Since taking office in 2015, the Baker-Polito Administration has been committed to equipping students, teachers, and schools across Massachusetts with the resources necessary to expand access to STEM studies.
Among its successes, the administration has worked to:
- Expand college and career pathways for young people to pursue industry-recognized credentials.
- Invested in equipment, awarding more than $153 million in Skills Capital Grants to high schools, colleges, and other educational institutions to modernize classrooms and labs.
- Developed the Career Technical Initiative (CTI), turning vocational schools into three-shifts-a-day education sites so more young people and adults gain career experience and credentials.
- Boosted enrollment in vocational-technical programs by 8,000 more students than enrolled in 2015.
- Launched Innovation Pathway early career programs at 60 high schools to give thousands of students both technical courses and workplace internships in STEM fields.

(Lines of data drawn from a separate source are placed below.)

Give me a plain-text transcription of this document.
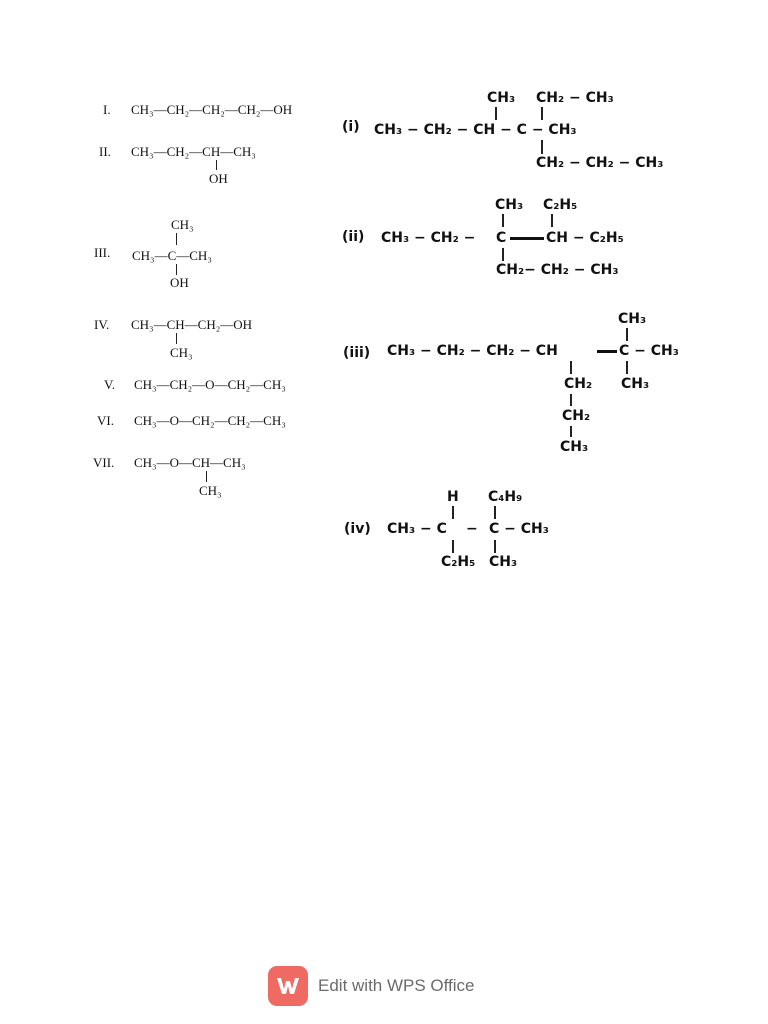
I. CH₃—CH₂—CH₂—CH₂—OH
II. CH₃—CH₂—CH—CH₃
OH
CH₃
III. CH₃—C—CH₃
OH
IV. CH₃—CH—CH₂—OH
CH₃
V. CH₃—CH₂—O—CH₂—CH₃
VI. CH₃—O—CH₂—CH₂—CH₃
VII. CH₃—O—CH—CH₃
CH₃
CH₃ CH₂ − CH₃
(i) CH₃ − CH₂ − CH − C − CH₃
CH₂ − CH₂ − CH₃
CH₃ C₂H₅
(ii) CH₃ − CH₂ − C	CH − C₂H₅
CH₂− CH₂ − CH₃
CH₃
(iii) CH₃ − CH₂ − CH₂ − CH	C − CH₃
CH₂ CH₃
CH₂
CH₃
H C₄H₉
(iv) CH₃ − C − C − CH₃
C₂H₅ CH₃
Edit with WPS Office
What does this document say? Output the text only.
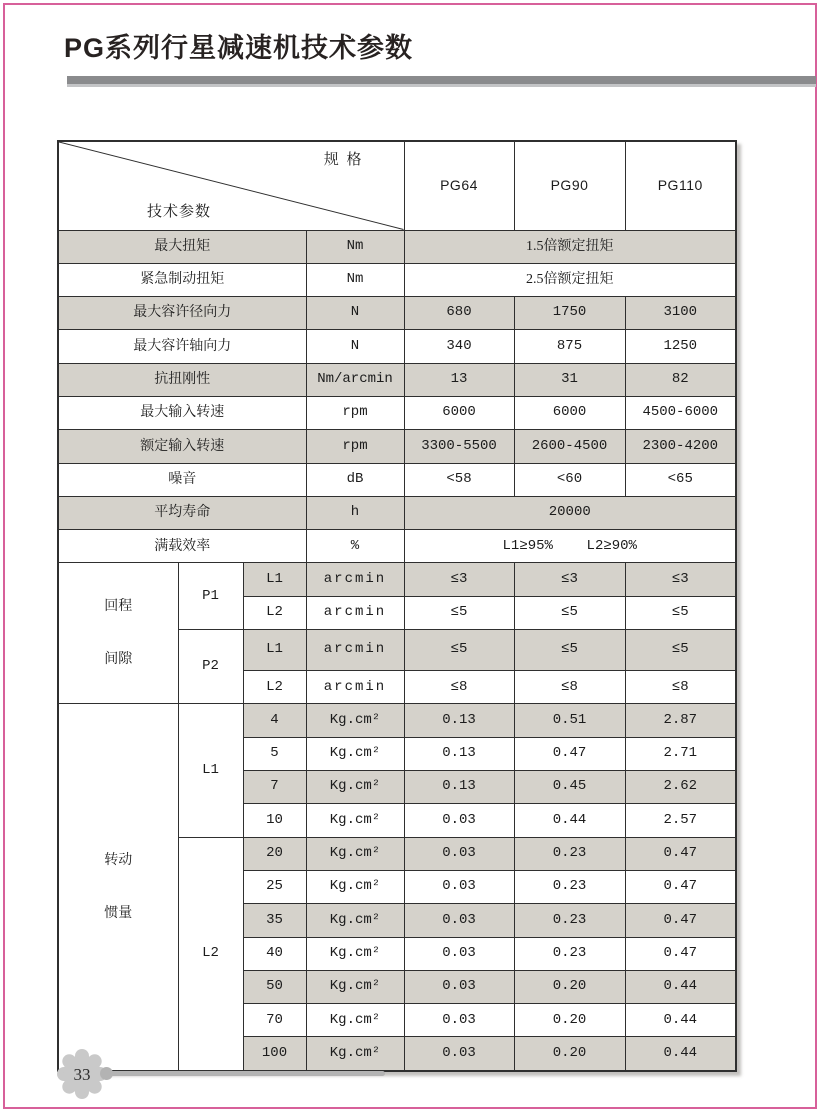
PG系列行星减速机技术参数

规 格

技术参数				PG64	PG90	PG110
最大扭矩			Nm	1.5倍额定扭矩		
紧急制动扭矩			Nm	2.5倍额定扭矩		
最大容许径向力			N	680	1750	3100
最大容许轴向力			N	340	875	1250
抗扭刚性			Nm/arcmin	13	31	82
最大输入转速			rpm	6000	6000	4500-6000
额定输入转速			rpm	3300-5500	2600-4500	2300-4200
噪音			dB	<58	<60	<65
平均寿命			h	20000		
满载效率			%	L1≥95%    L2≥90%		

回程

间隙	P1	L1	arcmin	≤3	≤3	≤3
		L2	arcmin	≤5	≤5	≤5
	P2	L1	arcmin	≤5	≤5	≤5
		L2	arcmin	≤8	≤8	≤8

转动

惯量	L1	4	Kg.cm²	0.13	0.51	2.87
		5	Kg.cm²	0.13	0.47	2.71
		7	Kg.cm²	0.13	0.45	2.62
		10	Kg.cm²	0.03	0.44	2.57
	L2	20	Kg.cm²	0.03	0.23	0.47
		25	Kg.cm²	0.03	0.23	0.47
		35	Kg.cm²	0.03	0.23	0.47
		40	Kg.cm²	0.03	0.23	0.47
		50	Kg.cm²	0.03	0.20	0.44
		70	Kg.cm²	0.03	0.20	0.44
		100	Kg.cm²	0.03	0.20	0.44
33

- Adopted new digital literacy and computer science curriculum standards, giving public school students the first statewide computer science curriculum framework.
- Provided teachers statewide with access to professional development and high-quality applied learning STEM curriculum.
- Deepened partnerships between educational institutions and employers to offer more work-based learning experiences in STEM fields.
The need for STEM graduates particularly impacts Massachusetts because growth inthese jobs will outpace average job growth and is projected to account for 40 percent of total employment increases in Massachusetts. According to 2018-2028 Massachusetts job growth projections, STEM occupations will grow at 7.2% versus 3% across all occupations.
Yet, women and minority groups continue to be underrepresented in STEM fields in Massachusetts and across the country. Outside of healthcare, there are roughly three men to every woman in STEM jobs like computer science, mathematics, engineering, and 2020 data estimated that just 27% of STEM workers are non-white. In Massachusetts, just 5% of the STEM workforce is Black, and just 6% Hispanic.
STEM Week is a collaborative effort with the STEM Advisory Council, which is working to generate interest from the business community for STEM Week activities around the Commonwealth, and foster partnerships with school districts. The state’s Regional STEM Networks plan and coordinate activities for STEM Week in conjunction with the STEM Advisory Council. Regional STEM networks connect educators, community leaders, and industry partners in order to foster opportunities for students in STEM fields.